Mystery-Shopping Your Competitor's Sales Sequence
Every B2B competitor has a cold-email sequence they send to leads. Sign up for their trial under a real name and you become the ICP they're trained to convert — receiving their best objection handling, pricing logic, and positioning in your inbox over fourteen days.
Sign up for your competitor's free trial and watch their sales reps work. Their cold sequence reveals positioning, objection patterns, and pricing flex.
You can spend weeks reading a competitor's marketing site to guess at their positioning. Or you can sign up for their trial on Monday and let their sales team show you the entire playbook by Friday. Cold sales sequences are written for one purpose — converting people who look like you — and they are far more honest about what the company actually believes than any artifact a marketer reviewed.
Most teams never do this. It feels mildly transgressive. It is also one of the highest signal-to-noise CI tactics available, and it's free.
Sign up under a real name and a real email
The trick is to be useful to the competitor's targeting model. Sign up under your real name and a real company-shaped email (a fresh domain alias is fine — firstname.lastname@yourdomain.com works). Fill out the role-and-company-size dropdowns honestly. You want to land in the same automated bucket their best prospects land in, because that's the sequence you want to see.
Cheap throwaway emails or made-up job titles bucket you into "low-intent" and you'll get a different (worse) sequence. The point isn't to deceive their sales team — the point is to receive the same content their actual target customer would.
The first three emails are the entire positioning
Within an hour of signup you'll get a welcome email. Within a day, a "checking in" from an SDR. Within three days, a value-pitch from an AE. Those first three messages contain almost everything you need to know:
- The hero benefit they lead with — usually one of "save time," "increase revenue," or "reduce risk." That choice is the company's primary value-prop bet, and it rarely matches the homepage hero word-for-word.
- The proof point they cite — a specific customer logo, a specific number, a specific case study. Whatever they reach for first is what they consider their strongest social proof.
- The objection they preempt — "we're often compared to X" or "unlike other tools, we don't charge per-seat." Whatever they raise before you raise it is the objection they've gotten enough of to anticipate. That's a vulnerability you can probe.
Save those three emails. Each one is more revealing than the homepage's hero copy, because each one is calibrated to a specific buyer rather than a public audience.
Reply once and watch the pricing-flex pattern
Now ask one question by replying to an SDR: "What does pricing look like for a 30-person team?" The response tells you their full sales motion. If they answer with a specific number and a discount, they're confident and self-serve. If they push to a demo, they're upmarket-motion and the public price is a placeholder. If they ghost, the SDR's automation isn't tuned for your segment.
You can also ask "I'm comparing you against [their real competitor]" — what they say next about that competitor is the script their entire sales team uses, including the objections they're trained to handle.
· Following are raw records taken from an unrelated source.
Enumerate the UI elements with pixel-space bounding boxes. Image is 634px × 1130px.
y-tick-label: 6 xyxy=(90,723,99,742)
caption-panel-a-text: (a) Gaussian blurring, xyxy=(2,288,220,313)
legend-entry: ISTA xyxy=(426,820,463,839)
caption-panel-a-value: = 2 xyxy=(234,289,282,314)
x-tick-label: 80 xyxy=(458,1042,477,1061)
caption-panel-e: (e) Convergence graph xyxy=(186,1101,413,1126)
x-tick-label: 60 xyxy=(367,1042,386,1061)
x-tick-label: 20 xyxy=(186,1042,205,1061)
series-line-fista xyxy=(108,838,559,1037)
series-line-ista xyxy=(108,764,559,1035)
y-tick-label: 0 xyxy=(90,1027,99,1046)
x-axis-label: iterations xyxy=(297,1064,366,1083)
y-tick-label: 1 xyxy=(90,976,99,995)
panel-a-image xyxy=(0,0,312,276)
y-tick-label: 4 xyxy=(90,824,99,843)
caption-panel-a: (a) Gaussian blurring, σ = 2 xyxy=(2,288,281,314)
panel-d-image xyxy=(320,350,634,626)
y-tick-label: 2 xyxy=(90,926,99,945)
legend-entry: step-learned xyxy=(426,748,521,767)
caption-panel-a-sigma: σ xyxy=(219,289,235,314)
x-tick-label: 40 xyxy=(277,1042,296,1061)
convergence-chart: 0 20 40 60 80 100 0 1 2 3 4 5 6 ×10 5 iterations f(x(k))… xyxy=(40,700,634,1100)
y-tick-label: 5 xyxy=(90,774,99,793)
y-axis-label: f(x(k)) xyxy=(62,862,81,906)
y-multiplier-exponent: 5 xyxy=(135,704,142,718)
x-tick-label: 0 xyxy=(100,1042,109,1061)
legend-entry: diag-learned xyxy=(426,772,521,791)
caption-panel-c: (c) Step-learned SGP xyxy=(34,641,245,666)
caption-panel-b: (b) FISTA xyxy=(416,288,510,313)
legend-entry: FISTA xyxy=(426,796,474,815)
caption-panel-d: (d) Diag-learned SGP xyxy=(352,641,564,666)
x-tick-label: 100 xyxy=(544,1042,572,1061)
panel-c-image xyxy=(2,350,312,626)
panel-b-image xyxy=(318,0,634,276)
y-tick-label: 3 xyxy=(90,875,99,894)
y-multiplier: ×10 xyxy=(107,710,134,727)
Closely related to mining their community for pain points, but coming directly from the team that has to close deals against the alternative.
The cancellation flow is the unsubscribe equivalent
Cancel the trial on day 13. Two things happen and both are informative:
- The retention save flow — what they offer you to stay (discount, longer trial, free month, dedicated onboarding) tells you the unit economics they're working with. If they offer 50% off to retain a single trial user, churn is hurting and they have margin to give.
- The post-cancel sequence — what they send AFTER you leave reveals what they think the win-back trigger is. Pricing? New feature? Customer case study? Each of those is a hypothesis about why you didn't convert.
How Seeto handles this
Mystery-shopping is a one-time tactic per competitor — it gives you a snapshot of the sequence in a specific quarter, not an ongoing feed. But the marketing-side surfaces that sequence emerges from change constantly: new pricing tiers, new customer logos on the homepage, new "compared to X" comparison pages. Seeto tracks those continuously, so when the cold sequence you read in March stops matching reality in September (because the homepage hero rewrote itself and the pricing tier renamed), you see the drift in real time rather than discovering it on the next mystery-shop pass.
The two-minute version
For each of your top three competitors, once per quarter:
- Sign up for a real trial under a real name. Save the first three sequence emails as a positioning artifact.
- Reply once with "I'm comparing you against [real competitor name]." Whatever they send back is the script you'll hear on your own sales calls.